1. User Control and Consent

Technical identity systems must only reveal information identifying a user with the user's consent.
No one is as pivotal to the success of the identity metasystem as the individual who uses it. The system must first of all appeal by means of convenience and simplicity. But to endure, it must earn the user's trust above all.

WiKID can’t help too much with the policies that create trust, but it is very simple to use and a convenient way to manage multiple credentials.

2. Minimal Disclosure for a Constrained Use

The solution that discloses the least amount of identifying information and best limits its use is the most stable long-term solution.

There is not much here that applies to WiKID, except that WiKID can support multiple authentication relationships in a single domain. Hardware tokens cannot do that, so they will promote federated identity services which users will have to trust not to violate this law. It’s better not to have the temptation.

3. Justifiable Parties

Digital identity systems must be designed so the disclosure of identifying information is limited to parties
having a necessary and justifiable place in a given identity relationship.

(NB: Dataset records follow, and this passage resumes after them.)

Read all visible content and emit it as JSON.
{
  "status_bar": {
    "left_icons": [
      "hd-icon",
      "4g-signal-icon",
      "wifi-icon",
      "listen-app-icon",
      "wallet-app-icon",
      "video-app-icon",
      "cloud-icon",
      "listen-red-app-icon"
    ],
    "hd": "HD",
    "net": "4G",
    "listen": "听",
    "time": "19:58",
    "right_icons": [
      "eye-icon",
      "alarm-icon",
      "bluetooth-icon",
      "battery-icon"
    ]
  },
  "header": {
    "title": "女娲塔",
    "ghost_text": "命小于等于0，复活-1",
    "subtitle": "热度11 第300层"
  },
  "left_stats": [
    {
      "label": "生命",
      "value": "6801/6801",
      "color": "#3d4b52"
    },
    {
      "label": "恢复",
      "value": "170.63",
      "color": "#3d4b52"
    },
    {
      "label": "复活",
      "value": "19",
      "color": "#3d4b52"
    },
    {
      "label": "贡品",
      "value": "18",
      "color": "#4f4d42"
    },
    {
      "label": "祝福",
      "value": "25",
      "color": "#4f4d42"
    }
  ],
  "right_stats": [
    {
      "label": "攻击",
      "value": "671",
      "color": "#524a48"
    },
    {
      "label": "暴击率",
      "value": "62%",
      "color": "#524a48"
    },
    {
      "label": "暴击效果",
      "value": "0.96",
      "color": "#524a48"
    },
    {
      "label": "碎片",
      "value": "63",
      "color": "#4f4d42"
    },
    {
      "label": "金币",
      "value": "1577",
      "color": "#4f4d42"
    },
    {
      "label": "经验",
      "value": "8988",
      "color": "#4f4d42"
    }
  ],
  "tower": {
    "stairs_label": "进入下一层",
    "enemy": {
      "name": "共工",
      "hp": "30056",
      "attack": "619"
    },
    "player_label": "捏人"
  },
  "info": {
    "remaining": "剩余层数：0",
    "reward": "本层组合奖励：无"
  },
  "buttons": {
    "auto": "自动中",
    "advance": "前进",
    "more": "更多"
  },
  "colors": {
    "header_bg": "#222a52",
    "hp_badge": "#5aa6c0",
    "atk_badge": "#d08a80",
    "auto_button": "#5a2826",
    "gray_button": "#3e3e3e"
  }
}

The identity system must make its user aware of the party or parties with whom she is interacting while sharing information.

The justification requirements apply both to the subject who is disclosing information and the relying party who depends on it. Our experience with Microsoft Passport is instructive in this regard. Internet users saw Passport as a convenient way to gain access to MSN sites, and those sites were happily using Passport—to the tune of over a billion interactions per day. However, it did not make sense to most non-MSN sites for Microsoft to be involved in their customer relationships. Nor were users clamoring for a single Microsoft identity service to be aware of all their Internet activities. As a result, Passport failed in its mission of being an identity system for the Internet.

WiKID brings something to the table here – because a single WiKID token client can support with multiple independent servers across multiple parties, there is no need for a single identity provider like Passport. Of course, WiKID can support and greatly increase the security of a federated identity system.